During my fourth year as a postdoctoral researcher in computer science at my university, a position for an assistant professor opened up and was available to be filled by one of the local postdocs. We were only two candidates for the position and both completed our PhDs in the same year. However, during the interview process, the selection committee mentioned that my citation count (around 200) and h-index (8) were significantly lower compared to the other candidate.
In the past, I had worked with an exceptional professor for my PhD who emphasized the importance of producing high-quality, original research papers that could only be published in top-tier venues, even if it took a long time to get them published. I have continued to follow this approach in my research, focusing on developing novel ideas and publishing them in prestigious journals and highly selective conferences.

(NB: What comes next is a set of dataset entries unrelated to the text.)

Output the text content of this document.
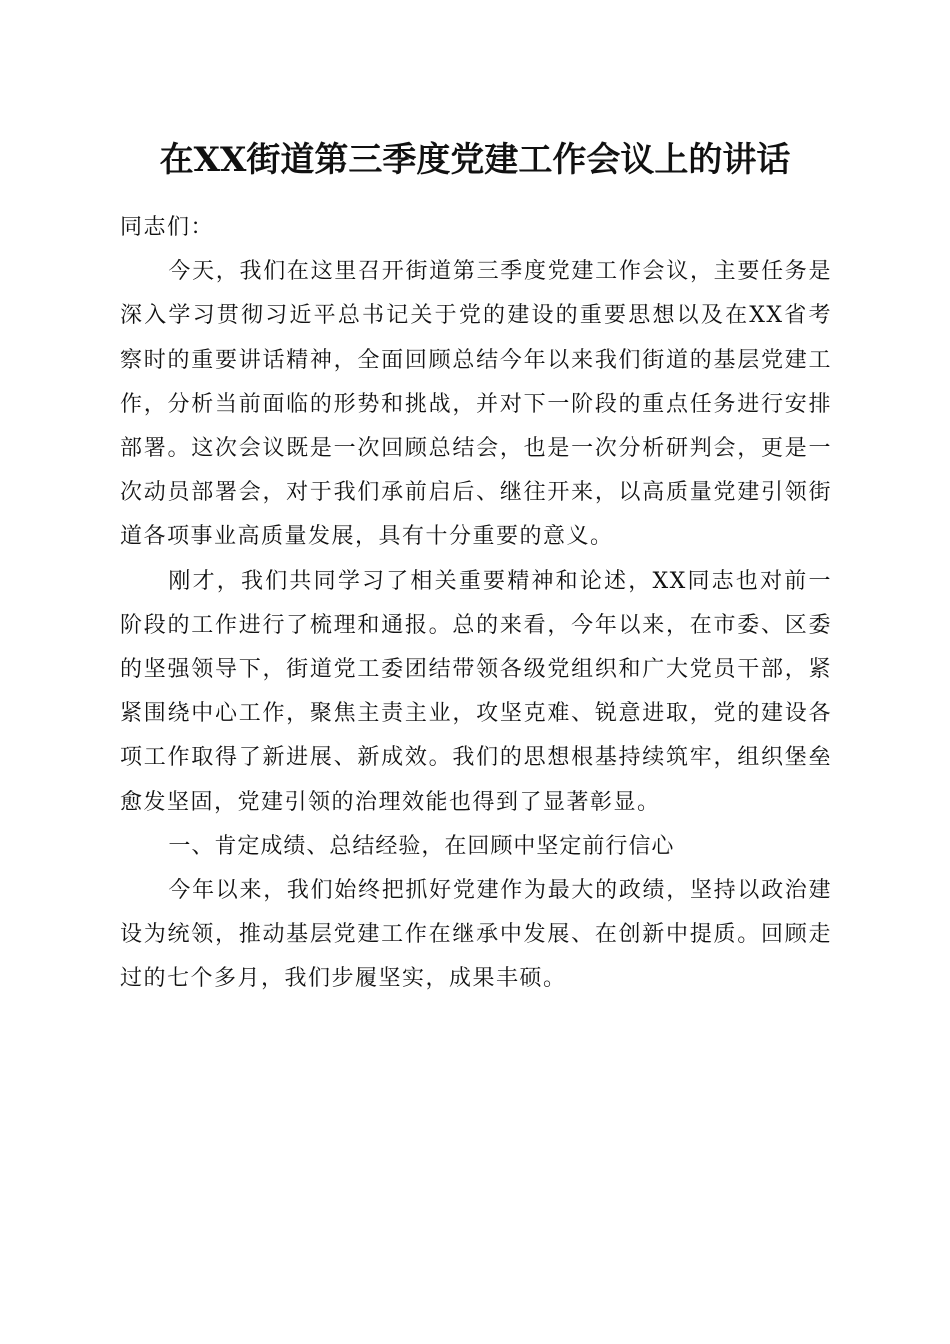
在XX街道第三季度党建工作会议上的讲话

同志们：

今天，我们在这里召开街道第三季度党建工作会议，主要任务是深入学习贯彻习近平总书记关于党的建设的重要思想以及在XX省考察时的重要讲话精神，全面回顾总结今年以来我们街道的基层党建工作，分析当前面临的形势和挑战，并对下一阶段的重点任务进行安排部署。这次会议既是一次回顾总结会，也是一次分析研判会，更是一次动员部署会，对于我们承前启后、继往开来，以高质量党建引领街道各项事业高质量发展，具有十分重要的意义。

刚才，我们共同学习了相关重要精神和论述，XX同志也对前一阶段的工作进行了梳理和通报。总的来看，今年以来，在市委、区委的坚强领导下，街道党工委团结带领各级党组织和广大党员干部，紧紧围绕中心工作，聚焦主责主业，攻坚克难、锐意进取，党的建设各项工作取得了新进展、新成效。我们的思想根基持续筑牢，组织堡垒愈发坚固，党建引领的治理效能也得到了显著彰显。

一、肯定成绩、总结经验，在回顾中坚定前行信心

今年以来，我们始终把抓好党建作为最大的政绩，坚持以政治建设为统领，推动基层党建工作在继承中发展、在创新中提质。回顾走过的七个多月，我们步履坚实，成果丰硕。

In contrast, my colleague has co-authored a large number of papers with numerous people, but a majority of these papers are surveys or discuss the challenges and issues surrounding certain topics. As a result, my colleague has garnered around 3000 citations and an h-index above 20.

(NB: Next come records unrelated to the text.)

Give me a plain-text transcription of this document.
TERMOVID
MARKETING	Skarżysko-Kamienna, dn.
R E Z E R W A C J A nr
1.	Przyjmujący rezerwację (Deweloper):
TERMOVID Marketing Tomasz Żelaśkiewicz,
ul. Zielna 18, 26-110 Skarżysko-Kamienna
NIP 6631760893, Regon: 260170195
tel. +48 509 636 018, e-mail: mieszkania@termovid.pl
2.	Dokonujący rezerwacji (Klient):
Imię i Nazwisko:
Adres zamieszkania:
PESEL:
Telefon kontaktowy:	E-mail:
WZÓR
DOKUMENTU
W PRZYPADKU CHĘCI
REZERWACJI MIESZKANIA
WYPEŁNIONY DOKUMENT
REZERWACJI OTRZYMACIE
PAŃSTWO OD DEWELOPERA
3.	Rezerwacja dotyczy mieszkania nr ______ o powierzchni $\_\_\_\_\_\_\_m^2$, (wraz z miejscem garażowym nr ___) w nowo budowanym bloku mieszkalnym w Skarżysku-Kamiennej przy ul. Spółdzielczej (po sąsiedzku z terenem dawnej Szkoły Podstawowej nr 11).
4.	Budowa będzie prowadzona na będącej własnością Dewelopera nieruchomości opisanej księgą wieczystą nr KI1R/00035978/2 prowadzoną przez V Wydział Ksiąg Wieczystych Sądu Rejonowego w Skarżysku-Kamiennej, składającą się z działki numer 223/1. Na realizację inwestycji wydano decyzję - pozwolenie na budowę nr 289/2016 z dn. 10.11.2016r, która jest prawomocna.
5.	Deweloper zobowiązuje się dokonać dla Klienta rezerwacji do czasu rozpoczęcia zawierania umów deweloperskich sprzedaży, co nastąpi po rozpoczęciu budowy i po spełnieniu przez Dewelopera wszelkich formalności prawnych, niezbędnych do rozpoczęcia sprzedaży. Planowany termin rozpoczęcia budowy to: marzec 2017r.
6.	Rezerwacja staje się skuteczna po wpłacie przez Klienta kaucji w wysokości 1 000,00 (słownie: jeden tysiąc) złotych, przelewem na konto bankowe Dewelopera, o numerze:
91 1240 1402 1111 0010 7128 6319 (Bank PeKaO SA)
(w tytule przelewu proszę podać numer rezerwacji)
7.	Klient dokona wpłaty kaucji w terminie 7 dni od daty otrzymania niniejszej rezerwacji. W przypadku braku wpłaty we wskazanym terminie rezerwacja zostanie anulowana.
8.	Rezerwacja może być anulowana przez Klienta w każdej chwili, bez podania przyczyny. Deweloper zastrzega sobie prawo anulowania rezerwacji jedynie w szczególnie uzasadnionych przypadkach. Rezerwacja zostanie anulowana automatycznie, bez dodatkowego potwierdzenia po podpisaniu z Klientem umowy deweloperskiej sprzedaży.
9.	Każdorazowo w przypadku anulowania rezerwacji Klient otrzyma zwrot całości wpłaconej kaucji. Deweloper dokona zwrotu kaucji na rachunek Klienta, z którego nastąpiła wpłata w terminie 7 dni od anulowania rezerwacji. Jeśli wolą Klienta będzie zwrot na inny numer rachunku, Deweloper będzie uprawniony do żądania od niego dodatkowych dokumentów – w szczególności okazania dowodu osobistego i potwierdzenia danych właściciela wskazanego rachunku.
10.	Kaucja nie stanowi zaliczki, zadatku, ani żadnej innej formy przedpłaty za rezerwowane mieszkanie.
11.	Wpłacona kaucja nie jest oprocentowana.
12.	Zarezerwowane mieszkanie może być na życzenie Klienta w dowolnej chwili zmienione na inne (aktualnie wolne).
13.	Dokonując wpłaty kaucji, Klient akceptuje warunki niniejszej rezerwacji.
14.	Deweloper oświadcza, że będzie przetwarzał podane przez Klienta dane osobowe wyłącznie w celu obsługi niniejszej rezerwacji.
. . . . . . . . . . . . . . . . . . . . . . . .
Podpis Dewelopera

I did not anticipate that the selection committee would necessarily favour me over my colleague, but I did expect to be seen as a viable candidate and for the selection process to be based on small, distinguishing factors. However, based on their criteria, it seems that I have already been eliminated from consideration before the committee has even reviewed my resume.
I am wondering if the strategy that I (and my PhD supervisor) have employed for research and publishing is flawed. Should I start writing survey papers, which have a higher likelihood of being published and cited, in order to improve my citation count and h-index? Alternatively, should I prioritize getting my name listed on as many papers as possible, even if it means compromising my contribution and the quality or originality of my research?
I want to clarify that I did not mean to imply that I am better than my colleague or that I believe myself to be superior. I was simply comparing a specific aspect of our research, the h-index, which played a role in the selection process. I explained the reason for the difference in our h-indices, which was mainly due to the types of publications we have each produced. I have a great deal of respect for my colleague and consider him to be highly competent. I would have been just as pleased if he had been selected, but not because of the h-index criterion. We are colleagues and I will continue to support him. However, my research philosophy differs from his, and I was wondering if this would hinder my progress.